What is Blepharitis?
Blepharitis refers to inflammation of the eyelids causing red, irritated eyelids and the formation of dandruff-like scales on the eyelashes. Oils and other products normally secreted by the eye and eyelids build up on the lid surface and eyelashes resulting in eye irritation and often redness. It's a common disorder and occurs in two forms:
- Anterior Blepharitis - this is when the inflammation affects the outside front edge of your eyelids, where your eyelashes are connected. Two possible causes are bacterial infection - (Staph) and Seborrhoeic
- Posterior Blepharitis - this is when the inflammation affects the inside front edge of your eyelids, where they come into contact with your eye.

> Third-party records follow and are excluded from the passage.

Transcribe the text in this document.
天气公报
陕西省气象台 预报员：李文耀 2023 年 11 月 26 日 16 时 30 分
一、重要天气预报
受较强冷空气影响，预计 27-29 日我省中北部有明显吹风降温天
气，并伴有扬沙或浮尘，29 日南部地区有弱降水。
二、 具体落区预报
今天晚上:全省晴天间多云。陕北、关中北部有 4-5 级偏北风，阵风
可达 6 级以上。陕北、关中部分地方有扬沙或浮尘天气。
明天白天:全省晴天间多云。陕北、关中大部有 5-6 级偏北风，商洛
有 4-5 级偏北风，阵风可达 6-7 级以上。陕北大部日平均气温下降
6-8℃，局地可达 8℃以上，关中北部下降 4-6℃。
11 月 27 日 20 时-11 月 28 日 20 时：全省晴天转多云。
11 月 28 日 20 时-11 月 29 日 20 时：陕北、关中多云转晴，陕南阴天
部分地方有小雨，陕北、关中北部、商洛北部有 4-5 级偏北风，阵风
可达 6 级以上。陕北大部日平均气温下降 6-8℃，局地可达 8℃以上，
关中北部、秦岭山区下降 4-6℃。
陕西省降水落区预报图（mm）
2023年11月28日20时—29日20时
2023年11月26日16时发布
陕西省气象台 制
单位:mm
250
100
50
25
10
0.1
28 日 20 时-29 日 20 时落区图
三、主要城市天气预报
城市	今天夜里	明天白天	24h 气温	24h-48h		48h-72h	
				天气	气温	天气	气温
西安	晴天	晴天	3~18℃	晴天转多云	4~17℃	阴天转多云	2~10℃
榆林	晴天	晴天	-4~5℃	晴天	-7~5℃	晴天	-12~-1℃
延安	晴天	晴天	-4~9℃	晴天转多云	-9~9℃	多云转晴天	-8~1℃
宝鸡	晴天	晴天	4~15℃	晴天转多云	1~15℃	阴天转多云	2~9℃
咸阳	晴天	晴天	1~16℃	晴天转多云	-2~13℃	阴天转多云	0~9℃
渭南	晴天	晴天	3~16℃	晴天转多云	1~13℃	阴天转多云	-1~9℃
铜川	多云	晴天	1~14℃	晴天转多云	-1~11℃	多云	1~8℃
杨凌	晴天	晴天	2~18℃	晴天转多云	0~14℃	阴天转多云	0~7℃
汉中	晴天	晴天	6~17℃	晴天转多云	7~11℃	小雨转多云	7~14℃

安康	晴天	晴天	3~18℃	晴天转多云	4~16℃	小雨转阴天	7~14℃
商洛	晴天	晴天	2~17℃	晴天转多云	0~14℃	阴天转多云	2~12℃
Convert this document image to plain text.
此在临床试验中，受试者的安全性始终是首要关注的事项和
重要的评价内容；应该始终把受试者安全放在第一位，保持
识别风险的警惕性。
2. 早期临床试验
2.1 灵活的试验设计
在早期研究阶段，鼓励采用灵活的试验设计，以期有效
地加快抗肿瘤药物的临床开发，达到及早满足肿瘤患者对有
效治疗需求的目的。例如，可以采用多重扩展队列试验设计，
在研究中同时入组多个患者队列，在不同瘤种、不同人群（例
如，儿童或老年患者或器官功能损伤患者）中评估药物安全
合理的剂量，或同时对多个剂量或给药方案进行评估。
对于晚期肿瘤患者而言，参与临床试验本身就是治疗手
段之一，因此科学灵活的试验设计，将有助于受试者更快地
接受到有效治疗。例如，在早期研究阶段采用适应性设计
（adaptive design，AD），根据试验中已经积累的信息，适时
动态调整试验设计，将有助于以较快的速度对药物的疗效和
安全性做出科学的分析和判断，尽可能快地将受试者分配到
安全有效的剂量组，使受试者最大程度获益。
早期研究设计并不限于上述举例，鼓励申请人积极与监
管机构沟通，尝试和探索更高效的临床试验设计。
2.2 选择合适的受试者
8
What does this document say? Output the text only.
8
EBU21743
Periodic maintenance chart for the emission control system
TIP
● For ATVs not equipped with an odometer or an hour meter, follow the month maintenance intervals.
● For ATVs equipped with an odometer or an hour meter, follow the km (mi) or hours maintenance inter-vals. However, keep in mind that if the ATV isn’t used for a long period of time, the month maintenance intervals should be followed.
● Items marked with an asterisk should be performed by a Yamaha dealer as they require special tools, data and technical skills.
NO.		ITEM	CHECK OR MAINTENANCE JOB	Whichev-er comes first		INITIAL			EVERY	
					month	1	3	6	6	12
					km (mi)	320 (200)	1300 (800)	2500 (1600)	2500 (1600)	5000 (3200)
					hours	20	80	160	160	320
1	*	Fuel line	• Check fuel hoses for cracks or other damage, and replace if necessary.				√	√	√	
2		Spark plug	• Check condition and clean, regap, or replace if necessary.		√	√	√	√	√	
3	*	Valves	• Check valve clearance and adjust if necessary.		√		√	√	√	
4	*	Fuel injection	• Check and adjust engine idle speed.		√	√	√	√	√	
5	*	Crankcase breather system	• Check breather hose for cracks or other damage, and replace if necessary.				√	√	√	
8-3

This is caused when something affects the glands that are found at the rim of your eyelids, for example skin conditions such as seborrhoeic dermatitis or acne rosacea.Reoccurrence is common and may lead to Trichiasis
How Common is it ?
- 8% of Population suffer from Blepharitis on a chronic basis
- 60% of patients with Dry Eye, also have Blepharitis
- MGD - is perhaps more prevelent
- Seborrheic (Dandruff)
- Bacterial infections (Staph Infection)
- Demodex mites- these are intradermal parasites, which thrive in follicles and sebaceous glands of humans and animals and is spread by direct contact and probably by dust containing eggs. Currently, it is thought that pathological changes in the course of demodicosis of the eyelids can cause:
- blockage of follicles and leading out tubules of sebaceous glands by the mites and by reactive hyperkeratinization and epithelial hyperplasia;
- a mechanical vector role of bacteria;
- host's inflammatory reaction to the presence of parasite's chitine as a foreign body; and
- stimulation of the host's humoral responses and cell-mediated immunological reactions under the influence of the mites and their waste products.
It has been established that an Infection of Demodex often occurs in the course of chronic Blepharitis
Meibomian gland dysfunction (MGD) is a chronic, diffuse abnormality of the meibomian glands, commonly characterized by terminal duct obstruction and/or qualitative/ quantitative changes in the glandular secretion. It may result in alteration of the tear film, symptoms of eye irritation, clinically apparent inflammation, and ocular surface disease.
Although the etiology of MGD may differ from that of aqueous deficient dry eye disease (which is due to insufficient lacrimal gland production), the two conditions share many clinical features, including symptoms of ocular surface irritation and visual fluctuation, altered tear film stability, and potential ocular surface compromise. When the severity of MGD is of a sufficient degree, it may give rise to the second major subtype of dry eye disease, evaporative dry eye. These subtypes are not mutually exclusive.
- Blepharitis can be usually diagnosed by an Eye Specialist based on the history as given by the patient and physical examination.
- The history should include a discussion of symptoms that the patient is experiencing and the presence of any general health problems that may be contributing to the eye problem.
- The physical examination should place special emphasis on evaluation of the eyelids, lid margins, base of the lashes, oil gland openings, tear quantity and quality, and front surface of the eyeball using a slit lamp, which allows a magnified view with sufficient illumination.
- A differentiation among the various types of blepharitis can often be made based on this examination, and appropriate treatment can be suggested.
- Occasionally, cultures are taken - swabbing the discharge and sending this to the laboratory to look for specific organisms. In some cases, an allergy evaluation may be required.